Difference between correct_number and the original row_number: 2
Correct row: 1475


>Now that we've successfully worked out what the correct row number is to append our data to, we will move on to the `loading to destination file` stage! 

>**Key Note:**
>* The separate sheets for each stock ticker follow the __exact same structure__, they're essentially __exact copies of each other__, just with <u>different figures populating the cells</u>
>* As such, the correct row number will be __the exact same for _ALL_ sheets__
>* Due to this, we __needed to read only _ONE_ sheet__ in the previous stage, as this will give us the correct row number for ___ALL___

### Loading the Data to Excel

> In this section, we will:
> * Use Pandas's native `.ExcelWriter()` method to safely append the data to our target file
>     * mode='a' --> The only other possible argument for this parameter is 'w', and we do not want to overwrite the existing file - we simply want to append data to it
>     * if_sheet_exists='overlay' --> Once again, the only other possibilities are creating a new separate sheet or replacing the existing one entirely. As such, we set if_sheet_exists to overlay to make sure that the script doesn't damage/alter the destination file, but rather simply appends the data to the intended cells in each of the already-existing sheets
> * Loop through the items in the previously-constructed xl_sheets list, so we effectively access each of the desired sheets we want to target in the destination file
>     * For each item, we create a one-row x four-columns Dataframe, where the row index is the ticker/sheet name, and the 4 columns hold the intended values to send to Excel - Open, High, Low, and Close
>     * Were we to simply access new_df.loc[item], we would get back a vertically-oriented Series, which would mean that the data would also be vertically appended to the Excel file and thus take up 4 rows in 1 single column, rather than 1 row in 4 separate columns.

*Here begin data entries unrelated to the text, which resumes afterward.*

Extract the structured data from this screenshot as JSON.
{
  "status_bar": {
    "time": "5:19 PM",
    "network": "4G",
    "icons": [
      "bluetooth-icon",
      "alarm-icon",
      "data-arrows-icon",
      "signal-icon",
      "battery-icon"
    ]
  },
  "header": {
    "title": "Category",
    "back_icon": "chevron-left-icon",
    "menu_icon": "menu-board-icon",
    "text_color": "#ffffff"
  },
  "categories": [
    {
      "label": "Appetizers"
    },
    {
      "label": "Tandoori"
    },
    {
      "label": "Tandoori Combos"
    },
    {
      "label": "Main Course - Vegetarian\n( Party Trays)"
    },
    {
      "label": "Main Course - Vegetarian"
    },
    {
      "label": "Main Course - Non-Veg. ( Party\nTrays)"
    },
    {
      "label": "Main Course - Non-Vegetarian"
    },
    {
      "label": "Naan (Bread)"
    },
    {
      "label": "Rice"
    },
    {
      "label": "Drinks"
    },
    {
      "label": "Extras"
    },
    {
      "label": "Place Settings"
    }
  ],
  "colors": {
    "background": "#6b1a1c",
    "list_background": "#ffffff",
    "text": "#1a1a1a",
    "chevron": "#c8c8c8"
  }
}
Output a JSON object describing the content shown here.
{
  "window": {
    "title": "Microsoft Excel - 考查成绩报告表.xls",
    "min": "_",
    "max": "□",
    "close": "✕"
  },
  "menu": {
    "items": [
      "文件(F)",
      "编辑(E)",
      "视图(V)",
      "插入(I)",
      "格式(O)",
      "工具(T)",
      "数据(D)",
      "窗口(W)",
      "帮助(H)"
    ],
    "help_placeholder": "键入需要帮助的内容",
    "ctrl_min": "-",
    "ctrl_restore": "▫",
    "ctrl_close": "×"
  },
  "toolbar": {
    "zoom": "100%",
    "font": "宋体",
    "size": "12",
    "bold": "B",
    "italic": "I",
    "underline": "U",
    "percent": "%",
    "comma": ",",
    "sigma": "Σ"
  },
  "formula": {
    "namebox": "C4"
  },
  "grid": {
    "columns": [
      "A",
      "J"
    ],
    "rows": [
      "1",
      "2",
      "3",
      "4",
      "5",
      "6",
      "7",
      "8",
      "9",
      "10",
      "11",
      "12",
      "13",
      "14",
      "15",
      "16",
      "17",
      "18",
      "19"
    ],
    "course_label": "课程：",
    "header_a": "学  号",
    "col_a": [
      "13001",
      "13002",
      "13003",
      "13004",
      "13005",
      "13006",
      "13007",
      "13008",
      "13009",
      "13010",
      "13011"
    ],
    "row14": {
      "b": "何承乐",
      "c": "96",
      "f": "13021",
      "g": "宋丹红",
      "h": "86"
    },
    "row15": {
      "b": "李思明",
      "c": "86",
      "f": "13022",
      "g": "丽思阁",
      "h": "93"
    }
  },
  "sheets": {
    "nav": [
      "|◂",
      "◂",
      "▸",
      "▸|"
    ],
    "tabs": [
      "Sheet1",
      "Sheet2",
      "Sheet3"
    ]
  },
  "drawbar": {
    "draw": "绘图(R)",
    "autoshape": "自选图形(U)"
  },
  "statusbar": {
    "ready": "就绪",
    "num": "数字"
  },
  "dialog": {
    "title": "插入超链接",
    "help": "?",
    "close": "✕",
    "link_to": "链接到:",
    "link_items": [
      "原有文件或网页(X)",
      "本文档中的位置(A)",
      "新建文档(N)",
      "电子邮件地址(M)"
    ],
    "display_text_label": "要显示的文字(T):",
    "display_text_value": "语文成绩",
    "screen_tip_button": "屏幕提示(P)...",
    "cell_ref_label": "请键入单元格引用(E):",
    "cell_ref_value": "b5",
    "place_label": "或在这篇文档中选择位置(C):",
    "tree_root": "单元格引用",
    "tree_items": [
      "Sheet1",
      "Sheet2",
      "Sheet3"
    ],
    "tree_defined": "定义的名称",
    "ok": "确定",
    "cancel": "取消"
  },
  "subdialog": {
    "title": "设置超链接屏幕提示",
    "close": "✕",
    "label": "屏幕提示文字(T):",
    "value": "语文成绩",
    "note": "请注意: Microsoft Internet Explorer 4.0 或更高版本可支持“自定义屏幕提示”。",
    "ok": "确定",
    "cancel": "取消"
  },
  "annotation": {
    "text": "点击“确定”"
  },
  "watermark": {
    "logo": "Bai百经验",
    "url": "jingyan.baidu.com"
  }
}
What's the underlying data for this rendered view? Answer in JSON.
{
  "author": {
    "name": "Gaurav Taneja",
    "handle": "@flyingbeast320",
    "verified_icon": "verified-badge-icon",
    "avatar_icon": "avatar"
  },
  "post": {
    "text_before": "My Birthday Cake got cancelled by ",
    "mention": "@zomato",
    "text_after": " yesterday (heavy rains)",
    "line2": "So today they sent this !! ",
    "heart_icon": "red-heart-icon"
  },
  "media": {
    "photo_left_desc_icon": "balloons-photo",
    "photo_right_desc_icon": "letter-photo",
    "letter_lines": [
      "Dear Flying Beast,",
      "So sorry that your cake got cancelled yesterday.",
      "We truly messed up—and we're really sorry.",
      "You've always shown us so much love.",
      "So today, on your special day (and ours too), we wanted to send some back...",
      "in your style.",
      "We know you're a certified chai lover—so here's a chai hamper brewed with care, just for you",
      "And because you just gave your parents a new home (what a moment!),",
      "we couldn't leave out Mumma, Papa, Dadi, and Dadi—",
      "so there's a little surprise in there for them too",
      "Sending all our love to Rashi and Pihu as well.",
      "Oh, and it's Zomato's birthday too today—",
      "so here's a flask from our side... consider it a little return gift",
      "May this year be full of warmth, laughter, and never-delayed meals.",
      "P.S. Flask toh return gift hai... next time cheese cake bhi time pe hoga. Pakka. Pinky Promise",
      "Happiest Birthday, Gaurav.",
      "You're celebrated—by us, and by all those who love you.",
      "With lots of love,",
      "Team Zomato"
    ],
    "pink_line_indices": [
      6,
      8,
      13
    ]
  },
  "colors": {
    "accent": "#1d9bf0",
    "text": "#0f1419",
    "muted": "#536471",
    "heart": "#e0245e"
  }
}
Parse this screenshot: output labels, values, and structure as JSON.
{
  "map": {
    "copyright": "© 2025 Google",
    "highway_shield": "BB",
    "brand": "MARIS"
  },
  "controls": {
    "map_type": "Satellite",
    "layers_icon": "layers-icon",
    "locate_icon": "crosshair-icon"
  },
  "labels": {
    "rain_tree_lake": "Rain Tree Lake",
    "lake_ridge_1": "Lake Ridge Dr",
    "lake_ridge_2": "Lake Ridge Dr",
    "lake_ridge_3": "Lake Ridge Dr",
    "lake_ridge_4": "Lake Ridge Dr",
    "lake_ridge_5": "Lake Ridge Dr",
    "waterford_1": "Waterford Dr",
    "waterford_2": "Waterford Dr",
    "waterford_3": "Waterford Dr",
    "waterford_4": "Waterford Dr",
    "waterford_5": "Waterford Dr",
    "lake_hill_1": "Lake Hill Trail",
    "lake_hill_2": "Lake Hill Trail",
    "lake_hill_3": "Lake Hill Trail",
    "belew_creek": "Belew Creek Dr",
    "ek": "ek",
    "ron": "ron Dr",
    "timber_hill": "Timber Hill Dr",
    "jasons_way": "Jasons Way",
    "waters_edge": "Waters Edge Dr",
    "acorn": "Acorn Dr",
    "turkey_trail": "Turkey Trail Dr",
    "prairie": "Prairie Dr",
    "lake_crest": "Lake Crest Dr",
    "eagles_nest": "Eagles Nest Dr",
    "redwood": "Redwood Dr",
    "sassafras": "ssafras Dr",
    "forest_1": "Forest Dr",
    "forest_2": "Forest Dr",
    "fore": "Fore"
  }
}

As we want the data to be displayed horizontally and take up only 4 cells of 1 individual row in the target file, we create new DataFrames and use .transpose() to force the data to a horizontal shape (1 x 4 rather than 4 x 1)
> * Use Pandas's native `.to_excel()` method to effectively send the data to the destination Excel file, whilst making sure to append it to the correct row (stored in the __correct_row__ variable) and also __start from column B onwards__ (startcol=1), as column A is the one holding the dates in each sheet
>
> Lastly, we both save and close the file to ensure the Python-Excel connection does not stay open and the operation is terminated in a secure fashion

In [296]:
with pd.ExcelWriter(final_file, mode='a', if_sheet_exists='overlay') as writer:
    wb = writer.book

    for item in xl_sheets:
        data_to_append = pd.DataFrame(new_df.drop(columns='Date').loc[item.upper()]).transpose()
        data_to_append.to_excel(excel_writer=writer, engine='openpyxl', sheet_name=item, index=False, header=False, startrow=correct_row, startcol=1)
    wb.save(final_file)
    wb.close()

## All Done!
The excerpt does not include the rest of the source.